It’s that time of year again. While everyone is trying to get in the holiday spirit, the Time Warp Drive-In offers spirits of a different kind. Every December, the retro cinema experience from Black Lodge, Mike McCarthy, Piano Man Pictures, and Holtermonster Designs brings the most bizzare Christmas films they can find to the Malco Summer Drive-In. The seventh edition of Strange Christmas features a doubleheader of holiday horror.
The first film is an unlikely classic. 1974’s Black Christmas is an early entry in the post-Exorcist horror boom. The cast is certainly impressive: It stars 2001: A Space Odyssey‘s Keir Dullea, Enter the Dragon‘s John Saxon (who would later make a career out of playing cops in horror flicks), and future Lois Lane Margot Kidder. It was directed by Bob Clark, a former semi-pro football player turned ’70s low-budget auteur. Clark’s unlikely career included both the seminal teensploitation Porky’s and the beloved holiday comedy A Christmas Story. Black Christmas was Clark’s second film, and is now widely recognized by horror aficionados as a foundational slasher flick. It certainly decks the halls with the slasher trappings: A group of teenagers, mostly women (in this case, a sorority house), a remorseless killer whose motives are unclear to the victims, and a devilish creativity in murder techniques. You know how plastic bags are sometimes printed with suffocation warnings? Yeah, that.

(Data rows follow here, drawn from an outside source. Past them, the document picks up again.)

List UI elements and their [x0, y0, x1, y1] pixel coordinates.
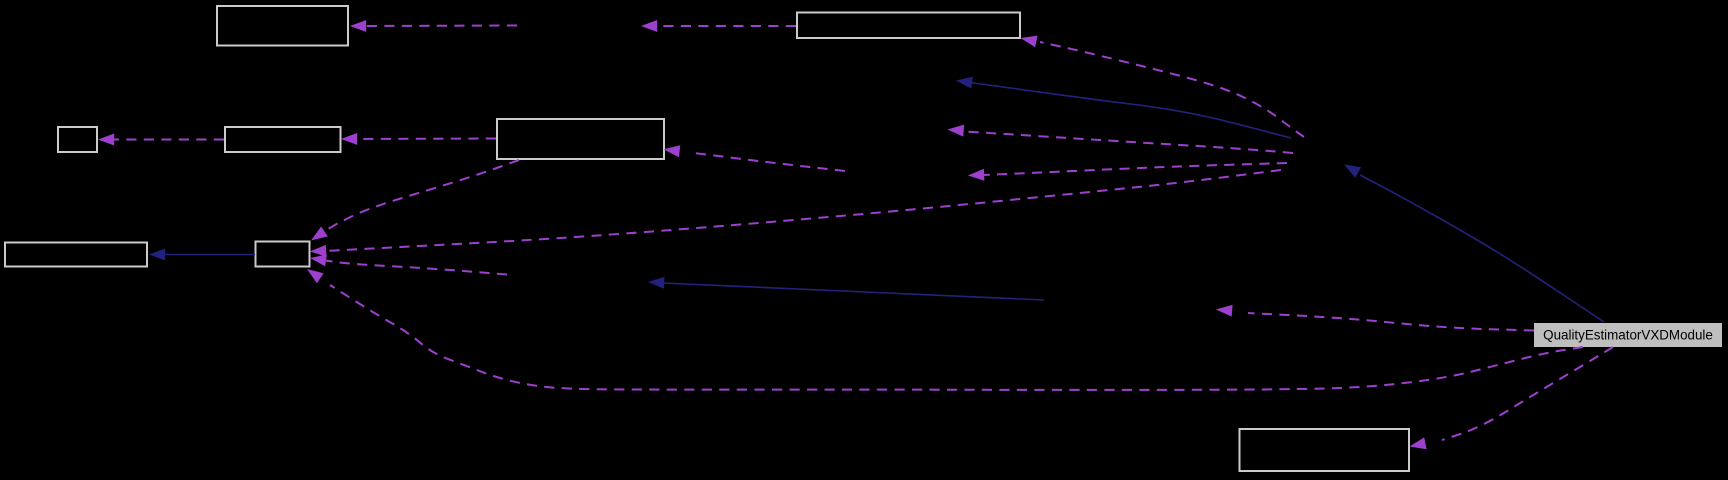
node C (small left, hidden label) [58, 127, 97, 152]
edge: hidden node N1 -> hidden node (usage, dashed) [983, 163, 1287, 175]
node H (bottom, hidden label) [1240, 429, 1410, 471]
edge: hidden node -> node G (usage, dashed) [325, 261, 507, 275]
node QualityEstimatorVXDModule (current class, grey) [1534, 323, 1722, 347]
node B (top-middle, hidden label) [797, 13, 1020, 39]
node D (hidden label) [225, 127, 341, 152]
edge: node G -> node F (inheritance, solid blue) [163, 254, 255, 256]
edge: hidden node -> node A (usage, dashed) [363, 25, 517, 28]
node G (small, hidden label) [256, 242, 310, 267]
node A (top-left, hidden label) [217, 6, 348, 46]
edge: node D -> node C (usage, dashed) [112, 139, 224, 141]
edge: node E -> node G (usage, dashed) [328, 160, 519, 229]
node E (two-line, hidden label) [497, 119, 664, 159]
edge: hidden node N1 -> hidden node (usage, dashed) [965, 132, 1293, 154]
edge: node B -> hidden node (usage, dashed) [655, 25, 796, 27]
node F (lower-left, hidden label) [5, 243, 147, 267]
edge: QualityEstimatorVXDModule -> hidden node (usage, dashed) [1248, 313, 1534, 331]
edge: hidden node N1 -> node G (usage, dashed long) [325, 170, 1281, 251]
svg-text:QualityEstimatorVXDModule: QualityEstimatorVXDModule [1543, 328, 1713, 343]
edge: hidden node -> hidden node (inheritance, solid blue) [970, 83, 1291, 139]
edge: hidden node -> hidden node (inheritance, solid blue) [663, 283, 1044, 300]
edge: QualityEstimatorVXDModule -> hidden node (inheritance, solid blue) [1360, 175, 1604, 322]
edge: hidden node -> node E (usage, dashed) [690, 153, 845, 172]
edge: node E -> node D (usage, dashed) [355, 138, 496, 141]
edge: QualityEstimatorVXDModule -> node H (usage, dashed) [1442, 347, 1613, 440]
edge: QualityEstimatorVXDModule -> node G (usage, dashed sweep) [330, 285, 1583, 390]
edge: hidden node N1 -> node B (usage, dashed curve) [1040, 42, 1304, 137]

Simply Having A Bloody Christmas Time Warp Drive-In
Black Christmas left a long legacy. John Carpenter cited it as an inspiration for Halloween, and it’s been remade twice, most recently last year as a feminist parable by indie director Sophia Takal. One of its most infamous descendants is the second film on the Strange Christmas bill, Silent Night, Deadly Night. Released in 1984 at the height of the Reagan-era slasher fad, Silent Night, Deadly Night was released the same day as A Nightmare on Elm Street. The film’s graphic TV commercials sparked such outrage that it was picketed by the PTA and pulled from release after only six days — but not before it made $2.5 million dollars. It seems the world wasn’t ready for a killer dressed as Santa Claus.
Simply Having A Bloody Christmas Time Warp Drive-In (2)
Tickets to the Time Warp Drive-In Strange Christmas Double Feature are $10, and masks are required for visits to the concession stand and bathrooms. Gates open at 6 p.m., show starts at 7 p.m.